In Provence, there is a dramatic difference between the sweltering, hectic days of summer and the quiet, icy, almost deserted weeks of winter. This is the annual problem faced by the café’s personnel director, who is, once again, Laure. In the winter, she can count on her husband to lend a hand when he’s not pruning in the vineyard, and she has Annie, her permanent treasure, a local girl who has worked at the café since she was a teenager some years ago. But in the summer, this is not enough. Four or five more are needed to cope with the crowds.

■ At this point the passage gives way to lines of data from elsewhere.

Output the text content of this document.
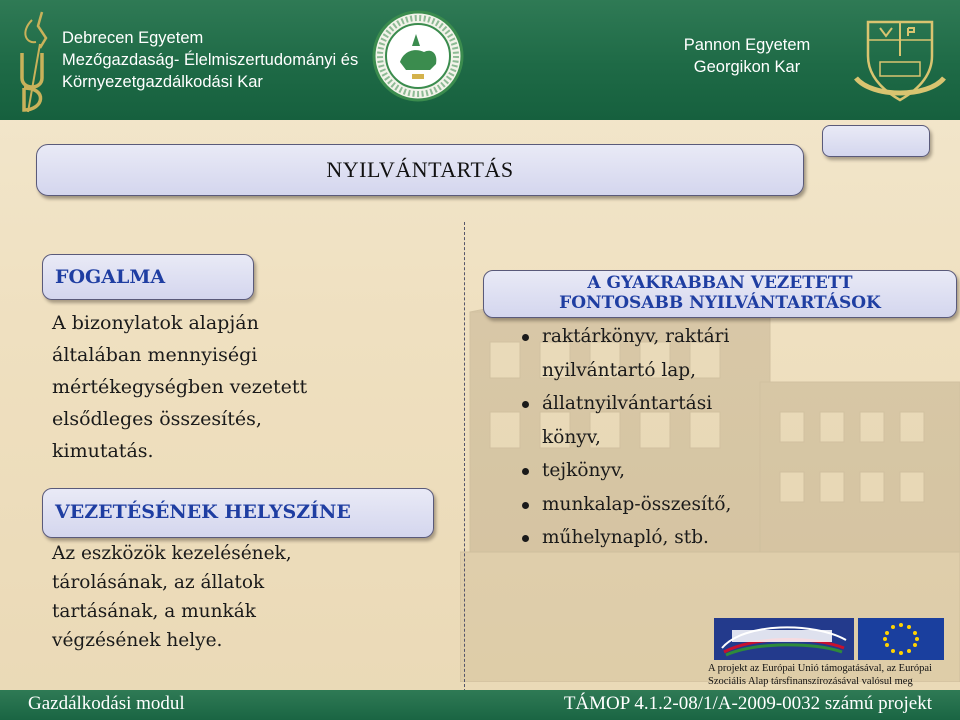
Debrecen Egyetem
Mezőgazdaság- Élelmiszertudományi és
Környezetgazdálkodási Kar
Pannon Egyetem
Georgikon Kar
NYILVÁNTARTÁS
FOGALMA
A bizonylatok alapján
általában mennyiségi
mértékegységben vezetett
elsődleges összesítés,
kimutatás.
VEZETÉSÉNEK HELYSZÍNE
Az eszközök kezelésének,
tárolásának, az állatok
tartásának, a munkák
végzésének helye.
A GYAKRABBAN VEZETETT
FONTOSABB NYILVÁNTARTÁSOK
raktárkönyv, raktári
nyilvántartó lap,
állatnyilvántartási
könyv,
tejkönyv,
munkalap-összesítő,
műhelynapló, stb.
A projekt az Európai Unió támogatásával, az Európai
Szociális Alap társfinanszírozásával valósul meg
Gazdálkodási modul	TÁMOP 4.1.2-08/1/A-2009-0032 számú projekt
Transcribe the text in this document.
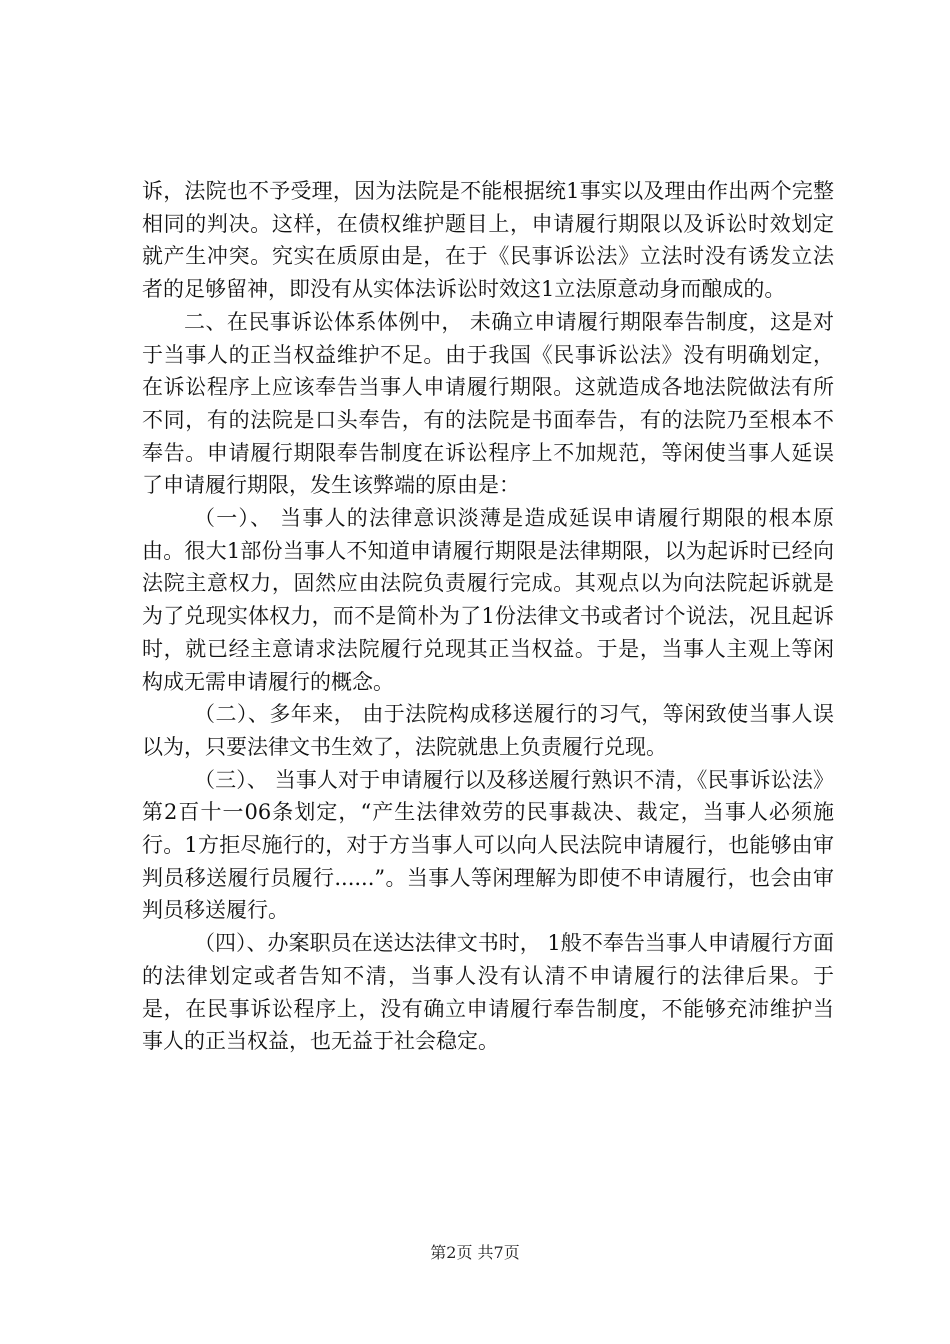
诉，法院也不予受理，因为法院是不能根据统1事实以及理由作出两个完整相同的判决。这样，在债权维护题目上，申请履行期限以及诉讼时效划定就产生冲突。究实在质原由是，在于《民事诉讼法》立法时没有诱发立法者的足够留神，即没有从实体法诉讼时效这1立法原意动身而酿成的。

二、在民事诉讼体系体例中， 未确立申请履行期限奉告制度，这是对于当事人的正当权益维护不足。由于我国《民事诉讼法》没有明确划定，在诉讼程序上应该奉告当事人申请履行期限。这就造成各地法院做法有所不同，有的法院是口头奉告，有的法院是书面奉告，有的法院乃至根本不奉告。申请履行期限奉告制度在诉讼程序上不加规范，等闲使当事人延误了申请履行期限，发生该弊端的原由是：

（一）、 当事人的法律意识淡薄是造成延误申请履行期限的根本原由。很大1部份当事人不知道申请履行期限是法律期限，以为起诉时已经向法院主意权力，固然应由法院负责履行完成。其观点以为向法院起诉就是为了兑现实体权力，而不是简朴为了1份法律文书或者讨个说法，况且起诉时，就已经主意请求法院履行兑现其正当权益。于是，当事人主观上等闲构成无需申请履行的概念。

（二）、多年来， 由于法院构成移送履行的习气，等闲致使当事人误以为，只要法律文书生效了，法院就患上负责履行兑现。

（三）、 当事人对于申请履行以及移送履行熟识不清，《民事诉讼法》第2百十一06条划定，“产生法律效劳的民事裁决、裁定，当事人必须施行。1方拒尽施行的，对于方当事人可以向人民法院申请履行，也能够由审判员移送履行员履行......”。当事人等闲理解为即使不申请履行，也会由审判员移送履行。

（四）、办案职员在送达法律文书时， 1般不奉告当事人申请履行方面的法律划定或者告知不清，当事人没有认清不申请履行的法律后果。于是，在民事诉讼程序上，没有确立申请履行奉告制度，不能够充沛维护当事人的正当权益，也无益于社会稳定。

第2页 共7页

Luckily, there are always plenty of students on vacation looking for some pocket money, and in the high season it is not unknown for your coffee to be served to you by a young woman on the brink of a degree in applied physics. But as willing as these summer recruits are, they have a lot to learn about essential café procedures. This is where Annie is invaluable, and this is when part of the terrace turns into her classroom, where she can pass on what she has learned over the years of active café duty. She runs a tight class, helped by a sharp eye for detail and the disposition of a sergeant-major.